Location: Load Control Schemes

Examples of a Charge Controller as a Load Controller

How you might use a charge controller to handle a load from a battery, to protect the load and the battery too.

Examples of a Charge Controller as a Load Controller

When a Charge Controller is used as a load controller, the device simply protects the batteries from discharging too far. This is especially useful when using large motors, or things that use an abundant amount of power when they start, or run for long durations. Let's look at each separately.

Runs hard, eating power now (like a motor at startup):
A farmer wants to run his pumps on solar power. He incurs solar power in his batteries for 2 days, and then he irrigates. If there is no sun, he prays for rain, or has a gas generator as a backup. Now his solar panels charge the batteries through 1 charge controller, but he needs another to control those large motors. Large motors for example, need nearly 2x as much power to start as they do to run. This can cause the open circuit battery voltage to drop to as low as 10.5 volts. A good charge controller will allow this to continue for 15-30 seconds out of the box, longer if programmed, and then start monitoring the batteries. When the batteries get to 50% discharge, roughly ½ way spent, the controller shuts off the power to the pumps. This simple installation safely monitors the system, allows for automated shutoff, and protection of the batteries lifecycles in day to day operation.

how to control a load from a battery with a DC Charge Controller

Runs a long time, and eats power:
The same farmer wants to have another getup in his horse barn.

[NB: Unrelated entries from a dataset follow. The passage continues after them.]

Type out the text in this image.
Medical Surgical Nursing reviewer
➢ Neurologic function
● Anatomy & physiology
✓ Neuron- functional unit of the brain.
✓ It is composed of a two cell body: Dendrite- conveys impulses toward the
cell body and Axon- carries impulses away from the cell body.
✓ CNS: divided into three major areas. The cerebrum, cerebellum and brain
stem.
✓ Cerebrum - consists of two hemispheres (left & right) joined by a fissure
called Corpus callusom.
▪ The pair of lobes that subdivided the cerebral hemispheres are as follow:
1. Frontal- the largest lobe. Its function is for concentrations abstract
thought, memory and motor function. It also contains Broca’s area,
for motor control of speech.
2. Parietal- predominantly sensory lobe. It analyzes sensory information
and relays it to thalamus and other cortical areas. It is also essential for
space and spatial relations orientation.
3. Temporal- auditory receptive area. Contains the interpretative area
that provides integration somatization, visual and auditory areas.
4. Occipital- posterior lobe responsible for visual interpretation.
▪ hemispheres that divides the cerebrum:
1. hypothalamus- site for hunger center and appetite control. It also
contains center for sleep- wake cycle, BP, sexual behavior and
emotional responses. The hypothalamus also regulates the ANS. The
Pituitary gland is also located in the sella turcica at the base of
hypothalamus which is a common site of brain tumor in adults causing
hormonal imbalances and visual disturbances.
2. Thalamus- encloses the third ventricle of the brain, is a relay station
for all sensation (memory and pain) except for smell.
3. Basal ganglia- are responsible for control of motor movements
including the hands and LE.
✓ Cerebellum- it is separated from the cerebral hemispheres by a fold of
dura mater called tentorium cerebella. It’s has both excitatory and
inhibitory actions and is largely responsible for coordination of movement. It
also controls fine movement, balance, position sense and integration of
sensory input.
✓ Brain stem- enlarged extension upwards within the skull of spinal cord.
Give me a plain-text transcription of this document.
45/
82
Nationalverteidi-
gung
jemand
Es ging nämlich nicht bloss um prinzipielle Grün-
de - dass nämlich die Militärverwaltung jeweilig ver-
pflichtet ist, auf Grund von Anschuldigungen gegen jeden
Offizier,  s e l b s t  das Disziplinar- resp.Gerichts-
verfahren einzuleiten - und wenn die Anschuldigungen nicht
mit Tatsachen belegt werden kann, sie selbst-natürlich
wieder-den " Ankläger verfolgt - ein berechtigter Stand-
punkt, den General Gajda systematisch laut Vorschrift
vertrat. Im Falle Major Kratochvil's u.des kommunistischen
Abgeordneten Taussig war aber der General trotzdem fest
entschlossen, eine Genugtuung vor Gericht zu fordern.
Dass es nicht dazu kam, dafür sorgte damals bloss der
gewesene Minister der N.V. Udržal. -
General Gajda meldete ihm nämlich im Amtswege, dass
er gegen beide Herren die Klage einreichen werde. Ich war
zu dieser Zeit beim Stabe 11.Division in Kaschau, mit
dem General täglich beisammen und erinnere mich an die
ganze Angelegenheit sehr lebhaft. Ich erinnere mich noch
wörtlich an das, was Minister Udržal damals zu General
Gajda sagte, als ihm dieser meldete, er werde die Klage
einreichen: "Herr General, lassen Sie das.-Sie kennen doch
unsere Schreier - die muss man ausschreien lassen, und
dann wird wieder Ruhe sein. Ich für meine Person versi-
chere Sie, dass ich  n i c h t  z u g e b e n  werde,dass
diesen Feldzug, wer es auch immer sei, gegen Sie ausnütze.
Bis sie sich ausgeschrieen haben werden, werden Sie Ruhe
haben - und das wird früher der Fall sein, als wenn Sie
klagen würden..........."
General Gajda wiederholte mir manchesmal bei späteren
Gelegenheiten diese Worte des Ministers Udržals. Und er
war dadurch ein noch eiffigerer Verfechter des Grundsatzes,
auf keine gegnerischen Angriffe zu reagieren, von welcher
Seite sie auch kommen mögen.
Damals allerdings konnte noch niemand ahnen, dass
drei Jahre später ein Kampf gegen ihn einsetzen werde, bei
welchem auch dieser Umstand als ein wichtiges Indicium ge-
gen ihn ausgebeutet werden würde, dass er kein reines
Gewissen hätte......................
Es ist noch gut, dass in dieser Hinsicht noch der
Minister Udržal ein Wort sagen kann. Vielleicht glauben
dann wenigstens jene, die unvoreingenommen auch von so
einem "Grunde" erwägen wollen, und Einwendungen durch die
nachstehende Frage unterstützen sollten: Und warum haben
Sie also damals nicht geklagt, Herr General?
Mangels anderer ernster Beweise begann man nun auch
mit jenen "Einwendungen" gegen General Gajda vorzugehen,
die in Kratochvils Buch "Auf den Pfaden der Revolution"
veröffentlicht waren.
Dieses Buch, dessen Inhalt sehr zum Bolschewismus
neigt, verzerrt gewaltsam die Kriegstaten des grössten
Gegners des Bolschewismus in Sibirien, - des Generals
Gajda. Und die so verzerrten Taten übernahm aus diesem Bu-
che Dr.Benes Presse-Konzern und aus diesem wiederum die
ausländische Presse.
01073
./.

He wants to have the lights come on from 6am until the sun comes up, and 5 pm until the sun goes down, every day. In the winter, he was charging the batteries at the end of the night, and again around 7am. He couldn't figure out why, and then he had to replace the battery bank twice in 4 months. The power situation, when left to a simple clock, was eating batteries every 60 days. WHY? Well he had no load control.

how to control a load from a battery with a DC Charge Controller

The on and off part was easy, a clock, a photo sensitive cell, and double circuit. The lights, although not very sizeable in terms of wattage, were on for many hours of the day, and it CHANGED ON HIM. To boot, a bunch of lights compounds the changing time. The math worked out like this....

how to control a load from a battery with a DC Charge Controller

34 lights, 15 watts each, 6 hours a day in the winter = 3060 W = 3+ KW
34 lights, 15 watts each, 2 hours a day in the summer = 1020 W = 1+ KW

Now he receives 5 hours of sun a day, and he has a 1.8 Kilowatt system on the barn. Why was he eating batteries every month in the winter? He was running them all the way dead, freezing the dead batteries, and then recharging them every morning too. They were hot charging (A.K.A. as fast as possible) the batteries in 30 minutes by running the generator in the morning and again midway through the evening when the lights would dim. The batteries would accept the amperage, but after that many cycles, (4/day x 60 days = 240+ cycles from dead to full under the harshest conditions when he should expect 1000+).

With a load controller, he now has the ability to monitor the batteries, and auto start that generator. When the batteries start to get low, the system has a choice, start the generator, or turns off the lights. The generator start switch is plugged directly into the charge controller for autonomous operation until the fuel is exhausted.